When Complex Migrations Go Surprisingly Well
One particular Lift & Shift surprised me, in that we overestimated its complexity. We were tasked with moving around 40 different workloads that had been deployed to several physical Kubernetes clusters running in a datacenter.
As a younger engineer, I had a bit more trepidation dealing with the infamous container orchestrator, but I was soon to learn that all of its supposed YAML complexity just made it more portable — as was its original design goal. We had to manually reconfigure ingresses for the new cloud provider’s load balancer, but the majority of the workloads migrated seamlessly to the new managed Kubernetes service. We even had leftover consulting time which we used to add a CI/CD system, just for fun!
“We’ve Always Done It This Way”
“Move & Improve” migrations didn’t always have the outcome we had hoped for.
Tools, processes, and technologies continually evolve, but teams and organizations sometimes don’t evolve along with them. As a consultancy, we had a preferred way to “improve” certain types of applications during a migration by applying configuration management and attempting to reshape them into horizontally scalable services.
But at a certain point of application complexity, our chosen config management tool just wasn’t up to the job, no matter how many hours of work we poured into it. We’d committed to the approach and it was a long arduous task. In retrospect, we should have swallowed a bit of our pride and changed tact.
This Is Not The Database Service You’re Looking For
Assumptions, it turns out, are a ticking time bomb in any cloud migration plan.
During the same migration, we had simply to move a MySQL database from one cloud provider to another. MySQL is a mature, trusted database with rock-solid import and export capabilities, but we were thwarted by the sheer size of this particular customer DB. It continued to grow at a rate that outpaced any reliable replication to our new provider, despite any method we tried. We even believed that we were being bottlenecked by the original host, as a deterrent to migration in the first place.
This experience shocked us as we had so many successful MySQL migrations under our collective belts. But, as we soon discovered, part of the problem was that we weren’t just migrating a database, we were migrating a component of technical debt. The customer was using MySQL for time-series data, which doesn’t make a great deal of sense for a relational database. It had grown in place into a bloated monster and needed to be almost completely deconstructed in order to move it. We could no longer assume our customers were doing things “properly” in the first place.

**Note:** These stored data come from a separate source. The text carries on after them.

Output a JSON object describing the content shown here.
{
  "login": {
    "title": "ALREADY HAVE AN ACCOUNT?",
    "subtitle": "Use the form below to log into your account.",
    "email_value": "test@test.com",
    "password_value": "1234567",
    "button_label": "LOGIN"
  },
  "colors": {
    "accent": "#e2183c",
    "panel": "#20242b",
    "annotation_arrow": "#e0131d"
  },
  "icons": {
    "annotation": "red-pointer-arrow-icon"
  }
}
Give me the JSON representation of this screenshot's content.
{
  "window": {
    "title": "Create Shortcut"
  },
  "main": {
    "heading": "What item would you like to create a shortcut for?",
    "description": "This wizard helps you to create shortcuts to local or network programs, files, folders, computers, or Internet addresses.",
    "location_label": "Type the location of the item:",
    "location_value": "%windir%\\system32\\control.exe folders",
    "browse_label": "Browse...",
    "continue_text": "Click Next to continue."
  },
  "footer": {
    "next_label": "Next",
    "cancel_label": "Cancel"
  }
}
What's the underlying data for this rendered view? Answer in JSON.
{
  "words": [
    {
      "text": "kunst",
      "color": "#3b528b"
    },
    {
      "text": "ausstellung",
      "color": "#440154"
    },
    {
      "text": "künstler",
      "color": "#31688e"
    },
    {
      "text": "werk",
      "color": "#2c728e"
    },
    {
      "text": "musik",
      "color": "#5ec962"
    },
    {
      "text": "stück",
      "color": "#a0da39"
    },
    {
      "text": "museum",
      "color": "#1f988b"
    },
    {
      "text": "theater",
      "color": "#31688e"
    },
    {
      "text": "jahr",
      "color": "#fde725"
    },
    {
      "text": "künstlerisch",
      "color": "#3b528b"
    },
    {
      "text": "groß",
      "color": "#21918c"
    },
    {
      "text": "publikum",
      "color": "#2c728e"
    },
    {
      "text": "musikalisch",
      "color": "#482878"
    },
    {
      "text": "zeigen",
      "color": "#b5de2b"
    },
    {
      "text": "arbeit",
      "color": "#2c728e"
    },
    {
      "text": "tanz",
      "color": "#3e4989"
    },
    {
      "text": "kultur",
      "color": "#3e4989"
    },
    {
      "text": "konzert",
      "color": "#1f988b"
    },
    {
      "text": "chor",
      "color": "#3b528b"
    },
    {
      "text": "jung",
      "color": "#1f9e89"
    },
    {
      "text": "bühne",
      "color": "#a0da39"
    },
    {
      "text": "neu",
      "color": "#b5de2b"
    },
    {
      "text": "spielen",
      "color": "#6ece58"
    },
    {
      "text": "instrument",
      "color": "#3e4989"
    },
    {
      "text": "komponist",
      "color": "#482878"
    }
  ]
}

Parting Words of Migration Wisdom
What I learned from these experiences is that in the majority of cases, any attempt to save time, training, or investment by short-changing a complete cloud-native migration is just buying yourself more future technical debt.
Of course, every organization and workload is different, but if the purpose of migrating to the cloud is to take advantage of the cloud's unique capabilities — scalability, elasticity, agility, resilience — you are going to find yourself disappointed unless you fully embrace cloud-native design principles and do some much-needed refactoring.
You don’t need to “Rip & Replace” everything on day one, and there are gradual approaches that can help you to break down your monoliths over time. Transformations often need to occur in teams, not just in technology. With careful planning, you can reskill your people, refactor your code, and migrate both to a place of cloud maturity.